With help from Renuka Rayasam and Myah Ward

DECAFFEINATED — Top Republicans make no secret of their frustration in having Joe Biden as their foil. The president is well regarded by voters, a reputation that's proved hard to dislodge, no matter his verbal flubs or big-spending policy pursuits. Even Donald Trump, the Triumph the Insult Comic Dog of electoral politics, has had troubles landing a punch. His latest nickname for the president — "Saintly Joe Biden" — was debuted to donors over the weekend. It was meant as derisive … we think.

For the Republican Party, coming up with a quippy Biden moniker is a minor matter. The bigger one is figuring out how to mobilize against the Biden presidency. On this front, the GOP is stumbling too. Three months in, there is no grassroots movement emerging to confront the White House. And while it may seem painfully early to expect such things, by recent historical standards, it's late.

This very week in 2009, the Tea Party movement hosted a series of nationwide events around tax day attacking Barack Obama. It all seemed extremely quixotic at the time. Then press secretary Robert Gibbs claimed that Obama was unaware of it. But GOP leadership certainly was. John Boehner — who is currently on a book tour going off on several Tea Party lawmakers as "morons" — attended one such event in California. Michael Steele, the Republican National Committee chair at the time, asked activists to send one of four different "virtual tea bags" to Democratic leaders.

By the end of the spring, the Tea Party movement was expanding its focus from bank bailouts to health care. Town halls became minefields for Democrats. It kept building through the midterms.

Republicans who were there at the time say today's landscape doesn't lend itself to that kind of movement, for a variety of reasons. Biden's perceived benignness — the difficulty in actually getting people to despise the guy — is just one of them.

Former Gov. Mark Sanford of South Carolina (often described as a Tea Partier before the Tea Party existed) told Nightly that unlike in 2009, "You don't have that anger bubbling up where people are agitated and mad" that the banks got off easy and politicians helped them. Even if they were mad right now, he added, there isn't a logical vehicle through which they'd channel that feeling.

"The Republican Party of late has lost its mind and lost its way," Sanford said. "People who used to believe in some rock solid conservative ideas have bought into a cult of personality phenomenon with Trump and are less ideologically vocal than they were 10-plus years ago."

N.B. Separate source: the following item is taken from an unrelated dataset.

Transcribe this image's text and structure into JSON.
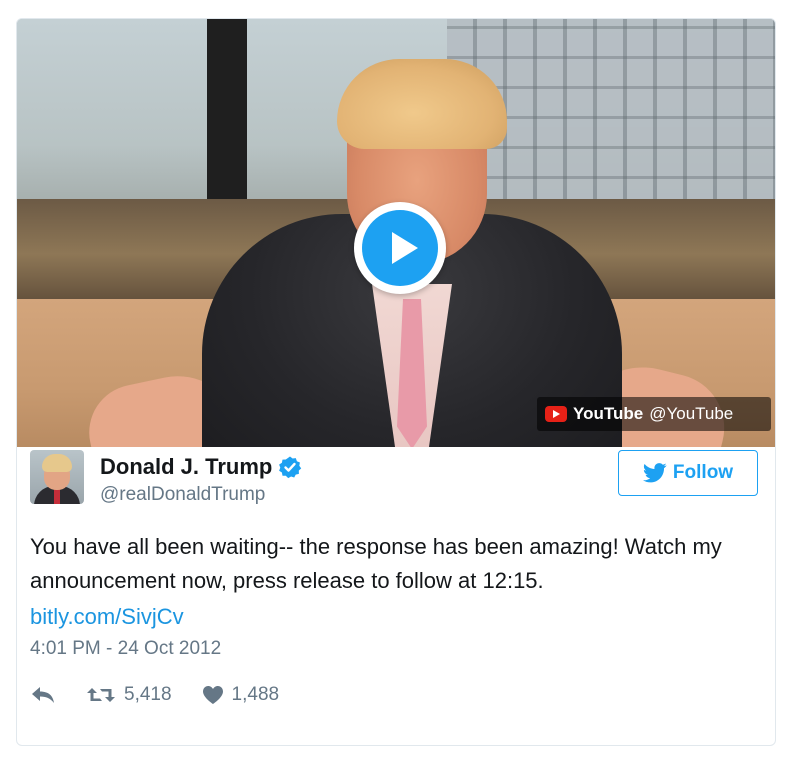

As Sanford sees it — and, keep in mind, he's no Trump fan — a movement like the Tea Party emerges when people galvanize around ideas. When they galvanize around an individual, they're really just waiting for that individual to act or guide them. Put another way: While the Tea Party exploited a GOP leadership vacuum in 2009, there is a need for a vacuum in 2021.

That may very well be the gift that Trump has given Biden. As the former president sits in Mar-a-Lago, plotting his next move, he has brought stasis to the Republican Party.

That's plainly visible on the 2024 presidential plane. On Monday, one of the more likely Repulican candidates, former South Carolina Gov. Nikki Haley, skipped no beats when she said she would not run if Trump decided to.

But it also is evident on the grassroots level. Jenny Beth Martin, who co-founded the Tea Party Patriots and was a delegate to the 2020 RNC convention, conceded that there wasn't as much mobilization now compared to 12 years ago. She said the Covid pandemic was a big part of that, preventing conservatives from congregating, holding their own events or disrupting those of others.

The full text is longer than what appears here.